Download (direct link):
Many poor business decisions will result in significant IT change management issues. A fundamental truism is that when bad business processes are automated, things get worse faster. Conversely, when good business processes are automated, they generally lead to productivity improvements and cost reductions. Likewise, poor technology decisions will result in subpar business agility, slow responsiveness, poor integration, and potential loss of goodwill with key partners, suppliers, employees, and customers. There is no longer a distinction between business and e-business—they are one in the same.
Self-Diagnosis: Preventive Measures
The dependency and importance of information technology and IT portfolio management influence and shape effective IT governance. Companies should consider some of these questions as they assess their IT governance maturity level:
• Are the board of directors and executive management engaged in decisions regarding the focus and direction of IT, the prioritization of IT investments, and risk setting and monitoring? Are these communicated in business nomenclature? Is a senior IT representative a member of the executive management team?
• Are the processes to ensure that IT is aligned with business and strategic objectives consistent and repeatable? Are there consistent and standardized weighted criteria and business uses in place to assess each IT investment? Have these been socialized and agreed upon by the members of the governance bodies? Are they aligned to the critical success factors, key performance indicators, and balanced scorecards? Are they widely and frequently communicated across the company?
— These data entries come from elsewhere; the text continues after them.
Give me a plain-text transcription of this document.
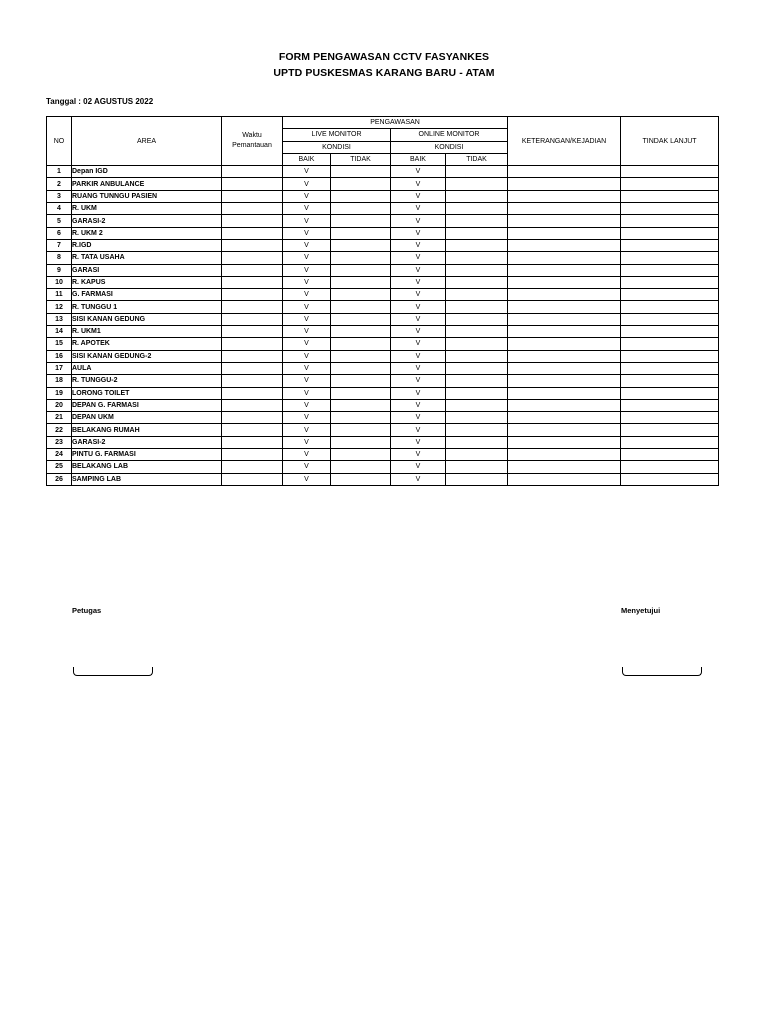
FORM PENGAWASAN CCTV FASYANKES
UPTD PUSKESMAS KARANG BARU - ATAM
Tanggal : 02 AGUSTUS 2022
NO	AREA	Waktu Pemantauan	PENGAWASAN				KETERANGAN/KEJADIAN	TINDAK LANJUT
			LIVE MONITOR		ONLINE MONITOR			
			KONDISI		KONDISI			
			BAIK	TIDAK	BAIK	TIDAK		
1	Depan IGD		V		V			
2	PARKIR ANBULANCE		V		V			
3	RUANG TUNNGU PASIEN		V		V			
4	R. UKM		V		V			
5	GARASI-2		V		V			
6	R. UKM 2		V		V			
7	R.IGD		V		V			
8	R. TATA USAHA		V		V			
9	GARASI		V		V			
10	R. KAPUS		V		V			
11	G. FARMASI		V		V			
12	R. TUNGGU 1		V		V			
13	SISI KANAN GEDUNG		V		V			
14	R. UKM1		V		V			
15	R. APOTEK		V		V			
16	SISI KANAN GEDUNG-2		V		V			
17	AULA		V		V			
18	R. TUNGGU-2		V		V			
19	LORONG TOILET		V		V			
20	DEPAN G. FARMASI		V		V			
21	DEPAN UKM		V		V			
22	BELAKANG RUMAH		V		V			
23	GARASI-2		V		V			
24	PINTU G. FARMASI		V		V			
25	BELAKANG LAB		V		V			
26	SAMPING LAB		V		V			
Petugas	Menyetujui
A DEMANDING ENVIRONMENT 69
• Is the budget cycle performed only on an annual basis? Does the budget horizon project out for at least two years? Are savings achieved by migrating or retiring IT investments actively factored back into the IT budget? Is spending on IT commensurate with industry averages?
• Are there business, information, and technology policies and principles in place? Are they available throughout the company?
• Do specific projects deliver their intended value within the cost, schedule, and resource allocation as promised?
• How easily can the governance bodies assess alternative investments and perform what-if analyses? Are there sufficient infrastructures, processes, rules, resources, and communication channels and vehicles in place to rapidly redirect resources and absorb the impact of change?
• Has the company’s tolerance for risk been clearly defined and communicated?
• Are legal compliance and regulatory issues addressed proactively?
• Are there internal control mechanisms in place to adequately identify and mitigate risks before they become unwieldy? Are there appropriate change management processes in place?
• Is the company focusing on its core competencies and leveraging the fabric of a network and net-centric environment to create a web of partnerships, alliances, and outsourcing relationships?
• Are intangible assets such as information assets, branding, human capital management, and customer relationship management being fully exploited (or even monitored)?
• Do governing bodies have easy access to and visibility of all investments across the IT discovery, IT project, and IT asset portfolios? Are these rolled up into a holistic end-to-end perspective showing risks, value, timing, and costs of all combined IT investments? Are meetings held frequently to assess both new and existing IT investments?
• Are there pools (categories) of investments with defined levels of IT spending defined for each category? What percentage of resources from IT are allocated to running the business versus transforming the business or growing the business? Are these figures actively tracked?
• Are performance measurements, service-level agreements, and postmortem project assessments, actively tracked, captured, communicated, and fed back into the system for continuous improvement? Are these valued in hard dollars?
• Are customers and/or end users satisfied with the service delivered by IT? Do they believe that IT is responsive within an acceptable timeline to meet their needs? Do customers have a voice in IT decisions?
70 CHAPTER 3 PEOPLE AND GOVERNANCE
• Are different functional areas, business units, and divisions incentivized to work together and support one another for the common good of the company? Are there incentive compensation triggers in place to reward employees for desired behavior and acceptable risk taking?
• Is the ownership for IT decisions clear to management, employees, stakeholders, and partners—that is, who is responsible, accountable, consulted, and informed (i.e., RACI) for all key IT decisions? Has the culture of the company been taken into consideration as to how decisions are made and who makes them?
• Is there a governance process/framework that has been defined, documented, and is working effectively and efficiently? Does this framework incorporate best practices from CobiT, ISO 900X, SEI CMM, COSO, ITIL, as well as other common frameworks used in both the private and public sectors?